Die Initiativen berücksichtigen, wie Realpolitik funktioniert. Radikal sind sie höchstens, weil sie zentrale Reformen anstossen, die von der Bauernlobby viel zu lange abgewehrt wurden. Und weil sie von einer Landwirtschaft ausgehen, die allen dienen soll. Darüber müssen wir als Gesellschaft diskutieren. Fangen wir damit an. Stimmen wir zweimal Ja.
Nein
Man würde gern zweimal «Ja!» auf die Stimmzettel schreiben. Weil es stimmt, dass die Schweizer Böden durch Schadstoffe belastet sind, Quellen ebenso. Weil zu viele Tiere zu viel Importfutter fressen, was in zu viel Gülle auf zu wenig Fläche mündet. Weil der Bauernverband mit seiner Macht im Parlament immer wieder Reformen verwässert, die auf eine nachhaltige Landwirtschaft abzielen.
Wäre nur die Abstimmung vom 13. Juni das Schwert, das den gordischen Knoten der Schweizer Agrarpolitik zu durchtrennen vermag.

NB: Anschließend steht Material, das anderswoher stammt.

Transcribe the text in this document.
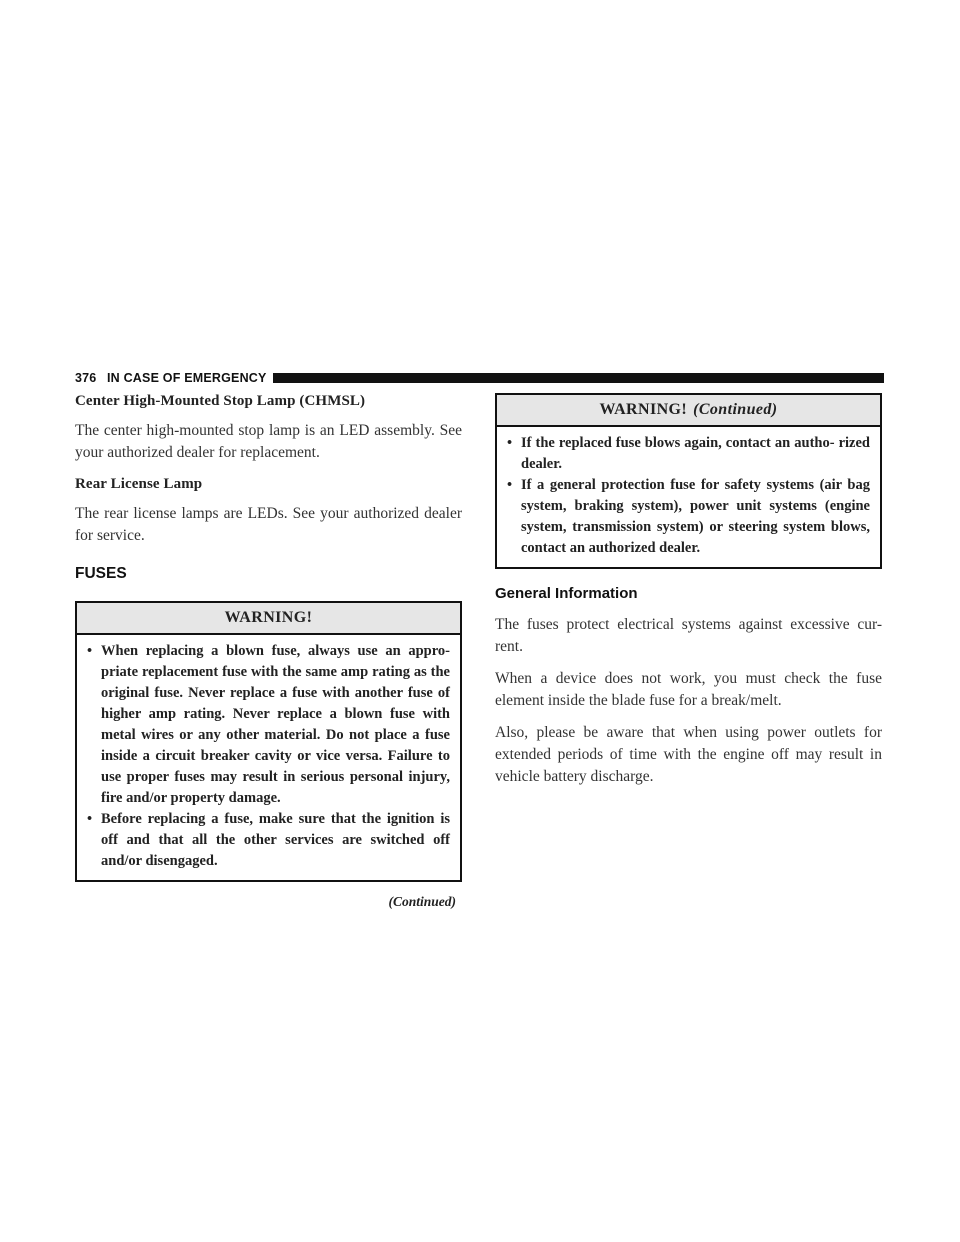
376 IN CASE OF EMERGENCY
Center High-Mounted Stop Lamp (CHMSL)

The center high-mounted stop lamp is an LED assembly. See your authorized dealer for replacement.

Rear License Lamp

The rear license lamps are LEDs. See your authorized dealer for service.

FUSES
WARNING!

• When replacing a blown fuse, always use an appro- priate replacement fuse with the same amp rating as the original fuse. Never replace a fuse with another fuse of higher amp rating. Never replace a blown fuse with metal wires or any other material. Do not place a fuse inside a circuit breaker cavity or vice versa. Failure to use proper fuses may result in serious personal injury, fire and/or property damage.

• Before replacing a fuse, make sure that the ignition is off and that all the other services are switched off and/or disengaged.

(Continued)
WARNING! (Continued)

• If the replaced fuse blows again, contact an autho- rized dealer.

• If a general protection fuse for safety systems (air bag system, braking system), power unit systems (engine system, transmission system) or steering system blows, contact an authorized dealer.

General Information

The fuses protect electrical systems against excessive cur- rent.

When a device does not work, you must check the fuse element inside the blade fuse for a break/melt.

Also, please be aware that when using power outlets for extended periods of time with the engine off may result in vehicle battery discharge.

Aber so ist es leider nicht.
Die Trinkwasserinitiative arbeitet mit Anreizen. Wer Direktzahlungen will, soll ohne Pestizide auskommen (lesen Sie hier mehr dazu). Das leuchtet ein, bis man mit Bauern zu sprechen beginnt: Lieber steige ich dann aus dem Subventionssystem aus und bolze Menge, kriegt man dann bisweilen zu hören. Das ist möglich, weil etwa Gemüsebauern oft nur wenig Direktzahlungen beziehen. Für den selektiven Einsatz von Pestiziden nennen sie nachvollziehbare Gründe: So mancher «Gemüsler» sieht im Spritzmittel eine Art Notversicherung, die man in einem nassen Jahr einsetzt, um zum Beispiel die Kartoffelernte nicht an die Kraut- und Knollenfäule zu verlieren.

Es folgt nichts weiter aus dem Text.